We will need to use the following steps.

  1. Make sure the CORRELATIONDATA.xls is still open.
  2. Click on Data on the ribbon, click on Data Analysis and select Regression from the dialog box. Click OK.
  3. In the dialog box, you will enter in cell addresses. (The cell addresses assume that you entered your x value label in cell A1, and your x values (heights) in cells A2:A41. Your y value label in cell B1, and your y values (BMI) are in cells B2:B41. If your data is entered in other cells, you should make appropriate adjustments.)
  4. For Input Y Range, type in B1:B41 (which includes the column label) and for Input X Range, type in A1:A41. Check the Labels box.
  5. Click on Output Range and type in a cell address of where you would like your information to be placed, such as D25. Click OK. A Summary Output table will be placed on your worksheet, with the upper left corner beginning at D25.
  6. You will need to make modifications to your table. You will need to resize the columns to see all the information provided. To do this, while the table is still highlighted, you can click on Home on the ribbon. In the cell section click on Format and then click on AutoFit Column Width.
  7. We can get certain information from this table. The Multiple R represents the linear correlation coefficient (without regard to sign – if b1 is negative, then you must make Multiple R negative also). R Squared represents the coefficient of determination (r2). b0(y-intercept of the best-fit line) is found by looking at the intersection of Intercept and Coefficients. The value of b1(slope of the best-fit line)is found by looking at the intersection of X Variable (Height) and Coefficients.
  8. Save and print a copy of your worksheet with the data, scatterplot, and theSummary Output table. (Remember to make the information on the worksheet fit on one page.)

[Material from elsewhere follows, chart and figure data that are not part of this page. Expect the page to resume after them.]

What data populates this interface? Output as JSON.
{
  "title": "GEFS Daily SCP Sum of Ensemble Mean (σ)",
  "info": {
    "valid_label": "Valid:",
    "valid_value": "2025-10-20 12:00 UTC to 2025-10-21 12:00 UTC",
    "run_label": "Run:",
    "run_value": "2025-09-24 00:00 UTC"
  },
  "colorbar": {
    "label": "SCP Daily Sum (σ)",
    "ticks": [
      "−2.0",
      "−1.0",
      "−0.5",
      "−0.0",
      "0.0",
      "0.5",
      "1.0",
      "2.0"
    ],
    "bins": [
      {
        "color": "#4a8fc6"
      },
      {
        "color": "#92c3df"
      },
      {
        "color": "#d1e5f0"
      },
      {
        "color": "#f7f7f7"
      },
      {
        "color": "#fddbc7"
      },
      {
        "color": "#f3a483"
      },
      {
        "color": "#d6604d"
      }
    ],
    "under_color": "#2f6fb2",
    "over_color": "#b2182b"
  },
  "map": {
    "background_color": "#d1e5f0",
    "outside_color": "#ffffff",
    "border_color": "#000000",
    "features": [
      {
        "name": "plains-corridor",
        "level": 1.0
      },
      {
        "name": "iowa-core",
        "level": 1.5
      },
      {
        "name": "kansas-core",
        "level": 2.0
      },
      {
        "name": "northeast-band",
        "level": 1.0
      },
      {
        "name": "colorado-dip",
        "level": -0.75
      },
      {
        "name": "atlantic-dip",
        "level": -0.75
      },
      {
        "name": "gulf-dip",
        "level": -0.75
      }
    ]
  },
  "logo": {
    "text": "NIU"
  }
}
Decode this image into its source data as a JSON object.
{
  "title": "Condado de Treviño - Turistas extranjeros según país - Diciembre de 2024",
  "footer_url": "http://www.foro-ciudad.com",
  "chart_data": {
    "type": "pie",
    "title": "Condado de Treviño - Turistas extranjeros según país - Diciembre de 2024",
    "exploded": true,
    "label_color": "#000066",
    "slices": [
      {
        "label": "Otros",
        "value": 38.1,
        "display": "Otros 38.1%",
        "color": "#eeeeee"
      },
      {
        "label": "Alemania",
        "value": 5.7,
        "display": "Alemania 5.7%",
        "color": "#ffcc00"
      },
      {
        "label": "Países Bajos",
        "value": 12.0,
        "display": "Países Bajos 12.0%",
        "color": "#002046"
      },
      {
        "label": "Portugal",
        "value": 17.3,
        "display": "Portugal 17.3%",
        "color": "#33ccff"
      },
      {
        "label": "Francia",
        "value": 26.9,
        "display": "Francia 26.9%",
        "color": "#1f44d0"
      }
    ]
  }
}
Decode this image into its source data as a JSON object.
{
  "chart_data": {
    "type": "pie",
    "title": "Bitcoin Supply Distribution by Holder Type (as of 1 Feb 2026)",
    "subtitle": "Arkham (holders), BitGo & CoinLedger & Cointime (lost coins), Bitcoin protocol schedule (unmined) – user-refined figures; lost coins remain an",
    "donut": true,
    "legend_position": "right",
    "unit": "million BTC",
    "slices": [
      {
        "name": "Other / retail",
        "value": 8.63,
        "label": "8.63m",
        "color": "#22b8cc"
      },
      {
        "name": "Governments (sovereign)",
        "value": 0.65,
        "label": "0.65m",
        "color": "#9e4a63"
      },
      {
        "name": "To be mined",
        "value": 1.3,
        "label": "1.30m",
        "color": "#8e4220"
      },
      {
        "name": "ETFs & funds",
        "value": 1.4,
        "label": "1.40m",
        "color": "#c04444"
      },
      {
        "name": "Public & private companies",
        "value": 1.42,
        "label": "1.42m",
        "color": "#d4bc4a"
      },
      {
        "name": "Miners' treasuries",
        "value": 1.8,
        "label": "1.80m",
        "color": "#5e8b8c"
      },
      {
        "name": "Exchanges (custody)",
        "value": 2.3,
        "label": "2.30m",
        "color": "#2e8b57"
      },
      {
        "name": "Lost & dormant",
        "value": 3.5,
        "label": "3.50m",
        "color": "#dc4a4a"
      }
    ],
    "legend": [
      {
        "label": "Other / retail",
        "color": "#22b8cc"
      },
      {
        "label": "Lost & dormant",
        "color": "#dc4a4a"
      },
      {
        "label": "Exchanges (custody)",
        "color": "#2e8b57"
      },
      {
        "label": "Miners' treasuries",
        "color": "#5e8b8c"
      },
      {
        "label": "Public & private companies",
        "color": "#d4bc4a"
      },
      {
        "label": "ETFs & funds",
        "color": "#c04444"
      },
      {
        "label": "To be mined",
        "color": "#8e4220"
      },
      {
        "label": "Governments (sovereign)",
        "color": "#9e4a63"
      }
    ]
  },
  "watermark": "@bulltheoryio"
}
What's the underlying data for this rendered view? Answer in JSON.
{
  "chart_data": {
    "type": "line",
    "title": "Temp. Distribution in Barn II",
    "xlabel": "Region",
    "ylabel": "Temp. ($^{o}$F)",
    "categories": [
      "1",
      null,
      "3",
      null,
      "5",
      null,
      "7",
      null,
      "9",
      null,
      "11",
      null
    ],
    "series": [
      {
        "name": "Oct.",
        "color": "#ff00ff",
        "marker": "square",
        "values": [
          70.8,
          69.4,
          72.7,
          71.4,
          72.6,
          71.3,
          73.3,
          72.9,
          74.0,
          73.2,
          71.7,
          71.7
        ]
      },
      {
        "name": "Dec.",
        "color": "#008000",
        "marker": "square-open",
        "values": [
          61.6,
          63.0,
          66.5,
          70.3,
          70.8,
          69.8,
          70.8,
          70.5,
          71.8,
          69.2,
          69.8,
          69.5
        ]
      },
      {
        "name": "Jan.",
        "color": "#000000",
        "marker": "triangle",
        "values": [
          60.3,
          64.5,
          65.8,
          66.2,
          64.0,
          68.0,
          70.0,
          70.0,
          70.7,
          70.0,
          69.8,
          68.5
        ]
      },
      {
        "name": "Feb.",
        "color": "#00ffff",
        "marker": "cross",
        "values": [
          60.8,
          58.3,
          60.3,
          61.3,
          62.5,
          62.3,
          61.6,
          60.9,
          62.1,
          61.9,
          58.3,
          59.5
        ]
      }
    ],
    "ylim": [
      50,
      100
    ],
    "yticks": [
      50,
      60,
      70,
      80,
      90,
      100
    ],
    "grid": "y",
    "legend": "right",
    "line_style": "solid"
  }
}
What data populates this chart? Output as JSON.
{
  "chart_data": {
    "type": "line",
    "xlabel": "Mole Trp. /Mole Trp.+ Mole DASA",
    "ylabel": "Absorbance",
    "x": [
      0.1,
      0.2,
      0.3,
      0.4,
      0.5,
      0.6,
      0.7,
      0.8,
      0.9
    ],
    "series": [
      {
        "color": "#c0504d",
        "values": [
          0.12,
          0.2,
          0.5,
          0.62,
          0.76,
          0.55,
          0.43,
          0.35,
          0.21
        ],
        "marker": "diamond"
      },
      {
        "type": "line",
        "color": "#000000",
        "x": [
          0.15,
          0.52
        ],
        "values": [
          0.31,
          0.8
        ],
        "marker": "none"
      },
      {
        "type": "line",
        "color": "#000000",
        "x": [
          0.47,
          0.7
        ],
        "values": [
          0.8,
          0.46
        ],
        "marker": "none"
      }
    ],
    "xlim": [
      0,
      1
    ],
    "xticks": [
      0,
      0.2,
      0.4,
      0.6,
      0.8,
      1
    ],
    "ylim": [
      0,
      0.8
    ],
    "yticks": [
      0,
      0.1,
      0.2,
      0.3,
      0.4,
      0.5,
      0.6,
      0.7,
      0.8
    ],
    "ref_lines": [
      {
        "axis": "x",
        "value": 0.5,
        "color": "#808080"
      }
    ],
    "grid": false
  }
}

Use your results to answer the following questions.

  1. Use the information in the table to write the equation of the best-fit line for this data. Explain what each symbol or number in the equation represents.
  2. Would you use the equation to predict values of y given values of x? If yes, predict the BMI for a woman who is 5 feet 4 inches tall. If no, explain why a prediction should not be made.

Be sure to include the following in your lab report:

  1. Cover sheet with a summary of the lab you did. It should be one to two paragraphs.
  2. Answer all the questions stated above on the answer sheets provided to get full credit.
  3. Attach the worksheet that you were asked to print that includes the data, scatterplot and Summary Output table.